Bria blew out a puff from her cheeks, and I raised a brow as I waited for Isaac to answer. Isaac sat beside Arty; his eyes darted to Ollie, then back at me. “It’s a way for Mia to manipulate her surroundings. From the looks of it, she has sociopath tendencies. She gets off on this shit.” Tell me something I don’t already know.
Seconds and a couple of gasps passed and Arty glanced over to me. “You see right there”—Arty shot his palm in my direction—”nothing. Bria would have left with such a remark, but because Mia is so disconnected, nothing can break her.”
Because I was already broken.
“Can Mia be affectionate?” Ollie asked, catching everyone, including myself, off guard.
Arty peered over to me, expecting me to answer the question for him.
“Only under the influence,” I said. “But even so, it will never be real. I was only motivated by lust and a high. Once the side effects wear off, I’ll be back to this: incapable of loving or maintaining any form of personal attachment.” I pointed to myself and mouthed, “Lost cause,” as Ollie squinted.
“All of it meant nothing,” I added, and the moment the words left me, a slow burning ache stirred in my chest. Quickly, I swallowed the bitterness lingering over my tongue and swiped my sweaty palm down the side of my jeans.
The air around me weighed heavy, stifling, and Ollie leaned over. He rested
his elbows over his knee as he dropped his hands from his chin. “I don’t believe you,” he said to me from across the circle, his tone low and direct.
I managed to shrug a shoulder despite the sudden turmoil stirring inside me while he moved his head slightly from side to side.
“So, Mia is a sociopath?” Jake asked, breaking up the tension.
I scanned the circle, and everyone was either staring at me, staring at Ollie, or looking to Arty, hanging on his silence.
“She checks every box associated with the term, but do I think she is one?” Arty’s eyes met mine, and I waited for his answer like everyone else. “No, I don’t.
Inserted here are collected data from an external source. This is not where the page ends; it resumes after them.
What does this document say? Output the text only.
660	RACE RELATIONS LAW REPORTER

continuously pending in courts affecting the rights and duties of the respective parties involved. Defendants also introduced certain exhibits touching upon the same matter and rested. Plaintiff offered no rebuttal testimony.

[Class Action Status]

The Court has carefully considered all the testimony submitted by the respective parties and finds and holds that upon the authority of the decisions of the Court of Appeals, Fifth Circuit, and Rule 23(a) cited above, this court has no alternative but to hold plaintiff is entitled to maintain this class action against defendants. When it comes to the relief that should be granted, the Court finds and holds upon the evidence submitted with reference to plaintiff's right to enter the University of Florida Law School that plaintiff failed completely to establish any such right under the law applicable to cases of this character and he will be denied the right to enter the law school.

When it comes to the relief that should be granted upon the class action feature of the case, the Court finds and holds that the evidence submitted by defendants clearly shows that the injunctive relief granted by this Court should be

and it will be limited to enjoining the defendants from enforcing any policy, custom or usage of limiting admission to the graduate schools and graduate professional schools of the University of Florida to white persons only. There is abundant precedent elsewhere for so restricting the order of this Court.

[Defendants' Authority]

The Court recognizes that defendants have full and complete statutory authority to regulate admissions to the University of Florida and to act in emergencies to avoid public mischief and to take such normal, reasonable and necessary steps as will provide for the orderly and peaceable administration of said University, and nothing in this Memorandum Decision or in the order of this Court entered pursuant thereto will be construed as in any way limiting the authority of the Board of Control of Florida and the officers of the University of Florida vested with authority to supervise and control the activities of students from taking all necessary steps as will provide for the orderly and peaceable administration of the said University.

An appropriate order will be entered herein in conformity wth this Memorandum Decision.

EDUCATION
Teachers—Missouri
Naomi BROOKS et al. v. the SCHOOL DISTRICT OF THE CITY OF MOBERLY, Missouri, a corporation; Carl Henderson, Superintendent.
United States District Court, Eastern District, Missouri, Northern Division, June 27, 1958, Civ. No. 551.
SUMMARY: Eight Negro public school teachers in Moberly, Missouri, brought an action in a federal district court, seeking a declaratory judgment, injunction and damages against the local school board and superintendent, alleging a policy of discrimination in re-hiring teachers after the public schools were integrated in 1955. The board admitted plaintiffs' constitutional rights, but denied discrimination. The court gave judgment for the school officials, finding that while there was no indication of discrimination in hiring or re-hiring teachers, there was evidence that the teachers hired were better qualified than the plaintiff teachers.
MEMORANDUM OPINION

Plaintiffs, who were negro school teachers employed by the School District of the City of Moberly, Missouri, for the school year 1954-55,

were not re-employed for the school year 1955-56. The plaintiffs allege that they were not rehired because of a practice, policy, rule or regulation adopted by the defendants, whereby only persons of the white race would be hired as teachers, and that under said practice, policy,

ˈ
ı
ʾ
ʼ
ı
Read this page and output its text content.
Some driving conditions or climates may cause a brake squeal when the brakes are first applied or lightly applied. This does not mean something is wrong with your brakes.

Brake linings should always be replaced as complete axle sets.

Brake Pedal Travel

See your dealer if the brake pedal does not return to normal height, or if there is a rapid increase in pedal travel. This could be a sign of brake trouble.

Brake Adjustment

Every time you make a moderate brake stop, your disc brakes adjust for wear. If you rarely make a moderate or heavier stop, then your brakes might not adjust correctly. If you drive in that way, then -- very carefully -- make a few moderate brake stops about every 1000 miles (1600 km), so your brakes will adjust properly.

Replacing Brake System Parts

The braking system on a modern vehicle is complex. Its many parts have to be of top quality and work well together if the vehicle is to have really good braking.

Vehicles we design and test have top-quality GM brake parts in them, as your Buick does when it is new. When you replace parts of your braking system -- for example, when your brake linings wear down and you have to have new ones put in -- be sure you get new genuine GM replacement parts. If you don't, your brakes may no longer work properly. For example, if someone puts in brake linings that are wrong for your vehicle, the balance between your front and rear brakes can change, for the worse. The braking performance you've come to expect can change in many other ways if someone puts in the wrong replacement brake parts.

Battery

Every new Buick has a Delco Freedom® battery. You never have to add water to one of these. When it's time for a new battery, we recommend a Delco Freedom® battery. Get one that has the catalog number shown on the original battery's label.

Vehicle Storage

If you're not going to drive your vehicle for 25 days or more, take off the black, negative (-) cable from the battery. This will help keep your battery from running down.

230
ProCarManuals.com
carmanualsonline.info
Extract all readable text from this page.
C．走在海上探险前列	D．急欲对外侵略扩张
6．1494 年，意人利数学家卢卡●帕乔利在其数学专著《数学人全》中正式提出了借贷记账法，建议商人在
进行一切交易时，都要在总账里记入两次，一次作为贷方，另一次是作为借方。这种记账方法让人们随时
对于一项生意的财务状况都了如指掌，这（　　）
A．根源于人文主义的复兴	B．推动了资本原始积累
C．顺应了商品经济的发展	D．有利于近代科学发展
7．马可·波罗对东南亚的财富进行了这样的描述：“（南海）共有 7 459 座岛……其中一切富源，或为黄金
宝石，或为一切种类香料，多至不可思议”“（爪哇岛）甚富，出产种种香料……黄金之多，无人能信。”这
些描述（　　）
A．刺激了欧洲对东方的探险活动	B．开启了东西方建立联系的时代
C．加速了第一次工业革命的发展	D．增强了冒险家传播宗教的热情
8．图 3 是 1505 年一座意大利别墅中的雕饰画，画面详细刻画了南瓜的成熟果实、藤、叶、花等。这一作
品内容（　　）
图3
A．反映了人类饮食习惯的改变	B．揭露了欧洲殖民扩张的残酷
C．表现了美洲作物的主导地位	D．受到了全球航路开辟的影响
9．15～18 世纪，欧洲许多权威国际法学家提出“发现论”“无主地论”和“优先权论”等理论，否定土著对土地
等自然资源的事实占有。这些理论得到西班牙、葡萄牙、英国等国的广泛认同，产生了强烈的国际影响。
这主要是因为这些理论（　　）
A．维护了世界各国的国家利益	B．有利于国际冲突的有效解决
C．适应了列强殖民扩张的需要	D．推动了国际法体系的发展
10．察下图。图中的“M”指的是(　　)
She hasn’t always been this way.”
And I couldn’t remember being any other way. He had no right to say those things. Saying I haven’t always been this way allowed me believe there was a small inkling of hope hiding somewhere, and hope was disappointing. Hope was a thin string hanging over my head as I fell into the darkness. I couldn’t see it and I couldn’t feel it, so pretending it wasn’t there was for the best.
He had no right for me to hear it.
Ignoring hope, I dropped my chin and kept my eyes on the marble tile while everyone went around the room talking about their progress and setbacks.
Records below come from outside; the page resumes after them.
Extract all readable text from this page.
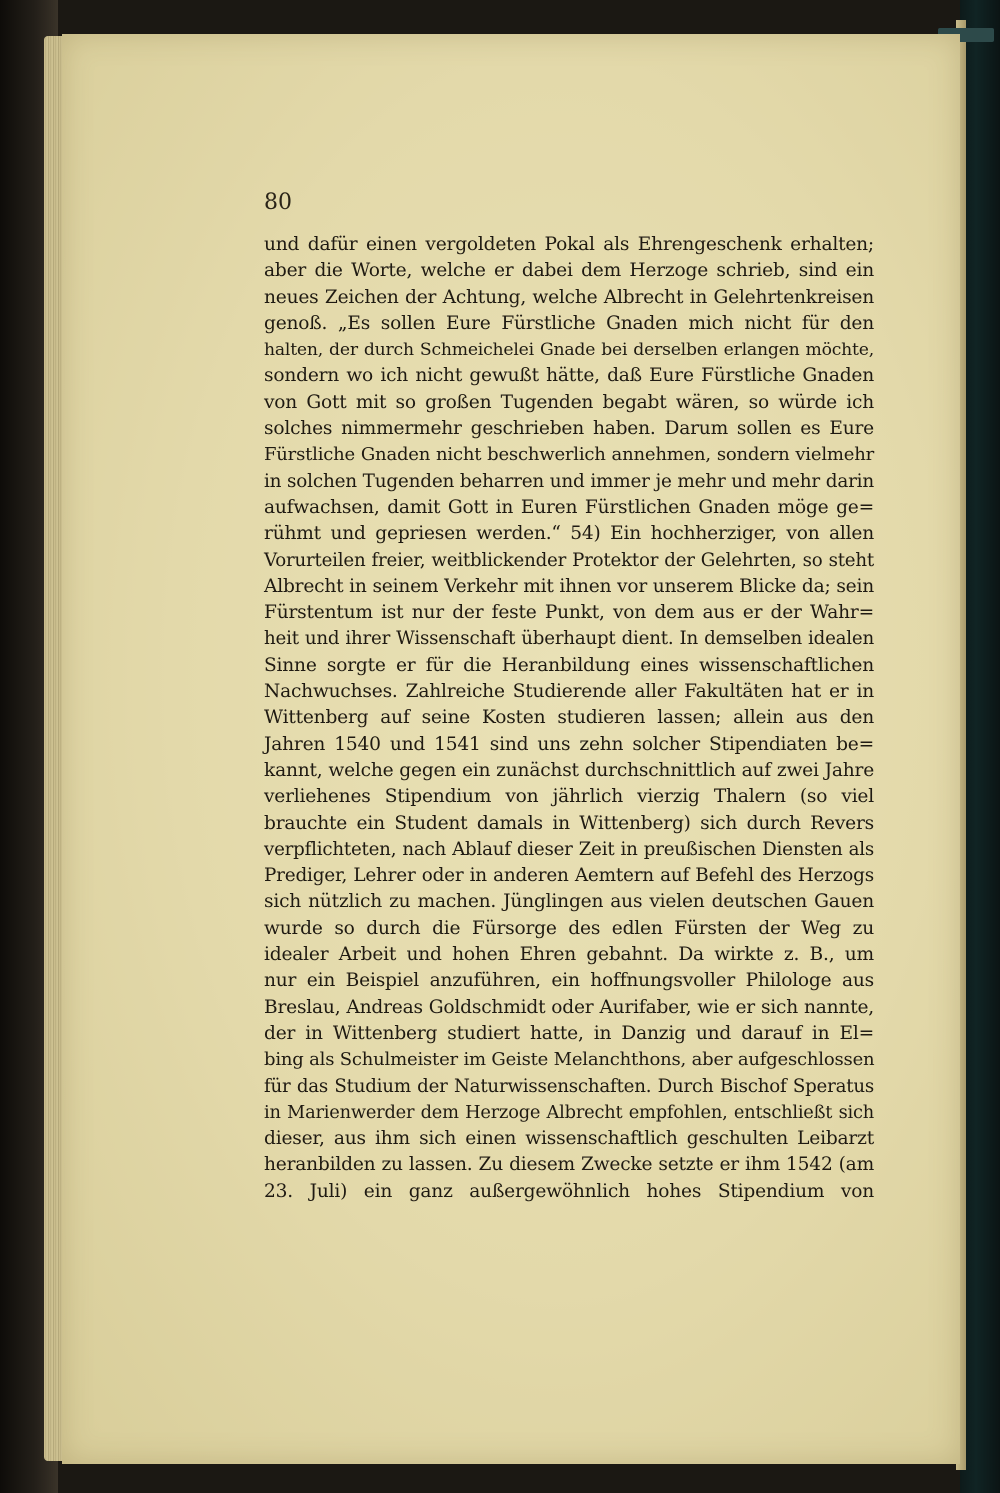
80
und dafür einen vergoldeten Pokal als Ehrengeschenk erhalten;
aber die Worte, welche er dabei dem Herzoge schrieb, sind ein
neues Zeichen der Achtung, welche Albrecht in Gelehrtenkreisen
genoß. „Es sollen Eure Fürstliche Gnaden mich nicht für den
halten, der durch Schmeichelei Gnade bei derselben erlangen möchte,
sondern wo ich nicht gewußt hätte, daß Eure Fürstliche Gnaden
von Gott mit so großen Tugenden begabt wären, so würde ich
solches nimmermehr geschrieben haben. Darum sollen es Eure
Fürstliche Gnaden nicht beschwerlich annehmen, sondern vielmehr
in solchen Tugenden beharren und immer je mehr und mehr darin
aufwachsen, damit Gott in Euren Fürstlichen Gnaden möge ge=
rühmt und gepriesen werden.“ 54) Ein hochherziger, von allen
Vorurteilen freier, weitblickender Protektor der Gelehrten, so steht
Albrecht in seinem Verkehr mit ihnen vor unserem Blicke da; sein
Fürstentum ist nur der feste Punkt, von dem aus er der Wahr=
heit und ihrer Wissenschaft überhaupt dient. In demselben idealen
Sinne sorgte er für die Heranbildung eines wissenschaftlichen
Nachwuchses. Zahlreiche Studierende aller Fakultäten hat er in
Wittenberg auf seine Kosten studieren lassen; allein aus den
Jahren 1540 und 1541 sind uns zehn solcher Stipendiaten be=
kannt, welche gegen ein zunächst durchschnittlich auf zwei Jahre
verliehenes Stipendium von jährlich vierzig Thalern (so viel
brauchte ein Student damals in Wittenberg) sich durch Revers
verpflichteten, nach Ablauf dieser Zeit in preußischen Diensten als
Prediger, Lehrer oder in anderen Aemtern auf Befehl des Herzogs
sich nützlich zu machen. Jünglingen aus vielen deutschen Gauen
wurde so durch die Fürsorge des edlen Fürsten der Weg zu
idealer Arbeit und hohen Ehren gebahnt. Da wirkte z. B., um
nur ein Beispiel anzuführen, ein hoffnungsvoller Philologe aus
Breslau, Andreas Goldschmidt oder Aurifaber, wie er sich nannte,
der in Wittenberg studiert hatte, in Danzig und darauf in El=
bing als Schulmeister im Geiste Melanchthons, aber aufgeschlossen
für das Studium der Naturwissenschaften. Durch Bischof Speratus
in Marienwerder dem Herzoge Albrecht empfohlen, entschließt sich
dieser, aus ihm sich einen wissenschaftlich geschulten Leibarzt
heranbilden zu lassen. Zu diesem Zwecke setzte er ihm 1542 (am
23. Juli) ein ganz außergewöhnlich hohes Stipendium von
I’d learned that Isaac was dependent on pain killers, and had a past of doing whatever was necessary to fill that addiction. Alicia had been in and out of foster care most of her life, and found a family with a bad crowd, though there was a spark of hope in her eyes, and I wondered if Dolor was the reason behind it. She mentioned wanting to pursue a nursing degree after she left here.
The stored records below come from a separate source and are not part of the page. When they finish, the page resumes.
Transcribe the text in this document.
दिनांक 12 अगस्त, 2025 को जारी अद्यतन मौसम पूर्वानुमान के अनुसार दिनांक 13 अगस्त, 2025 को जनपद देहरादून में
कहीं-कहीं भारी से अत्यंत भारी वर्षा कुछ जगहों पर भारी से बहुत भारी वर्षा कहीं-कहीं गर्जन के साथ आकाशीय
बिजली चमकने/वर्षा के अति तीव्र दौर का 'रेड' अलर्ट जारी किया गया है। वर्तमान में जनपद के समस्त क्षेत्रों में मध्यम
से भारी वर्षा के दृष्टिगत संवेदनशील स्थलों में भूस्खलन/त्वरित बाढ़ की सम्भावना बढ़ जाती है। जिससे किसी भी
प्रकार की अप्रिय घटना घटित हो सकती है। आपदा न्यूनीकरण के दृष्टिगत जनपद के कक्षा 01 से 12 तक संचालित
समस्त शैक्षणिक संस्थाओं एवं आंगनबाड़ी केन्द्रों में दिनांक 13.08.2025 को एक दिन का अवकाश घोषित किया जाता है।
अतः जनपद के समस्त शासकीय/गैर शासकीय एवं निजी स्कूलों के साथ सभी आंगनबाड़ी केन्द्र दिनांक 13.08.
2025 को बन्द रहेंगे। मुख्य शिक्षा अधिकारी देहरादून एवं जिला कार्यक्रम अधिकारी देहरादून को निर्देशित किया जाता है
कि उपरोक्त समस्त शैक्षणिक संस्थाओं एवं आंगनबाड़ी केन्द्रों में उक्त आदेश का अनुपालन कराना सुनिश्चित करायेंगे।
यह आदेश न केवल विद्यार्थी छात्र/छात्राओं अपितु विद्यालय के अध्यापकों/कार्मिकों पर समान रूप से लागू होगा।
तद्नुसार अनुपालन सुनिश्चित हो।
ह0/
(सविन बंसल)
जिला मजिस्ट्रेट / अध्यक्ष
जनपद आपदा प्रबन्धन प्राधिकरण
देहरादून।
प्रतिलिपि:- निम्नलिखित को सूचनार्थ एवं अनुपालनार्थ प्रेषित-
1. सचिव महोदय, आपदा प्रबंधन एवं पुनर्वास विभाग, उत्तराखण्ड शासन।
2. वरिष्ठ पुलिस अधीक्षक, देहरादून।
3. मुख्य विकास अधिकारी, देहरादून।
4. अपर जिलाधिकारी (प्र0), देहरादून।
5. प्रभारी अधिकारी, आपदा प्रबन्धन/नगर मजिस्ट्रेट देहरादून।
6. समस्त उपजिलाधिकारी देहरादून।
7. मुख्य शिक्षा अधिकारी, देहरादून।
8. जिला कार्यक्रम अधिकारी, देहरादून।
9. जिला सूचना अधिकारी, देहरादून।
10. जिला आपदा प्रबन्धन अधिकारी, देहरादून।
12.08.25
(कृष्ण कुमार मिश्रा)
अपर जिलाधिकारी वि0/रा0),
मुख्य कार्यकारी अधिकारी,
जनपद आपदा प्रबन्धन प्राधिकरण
“Ollie, how have you been since last Tuesday? Have you found something to keep your mood stable?” Arty asked. I lifted my head, and Ollie had been in the same position the entire time, leaned over with his elbows digging into his knees. His right knee bounced nervously and he applied more pressure to try to control it.
Ollie closed his hands together in front of him as he cocked his head in Arty’s direction. “Good question, Arty. Yeah, I mean, I’ve been okay since Tuesday. No outbursts.”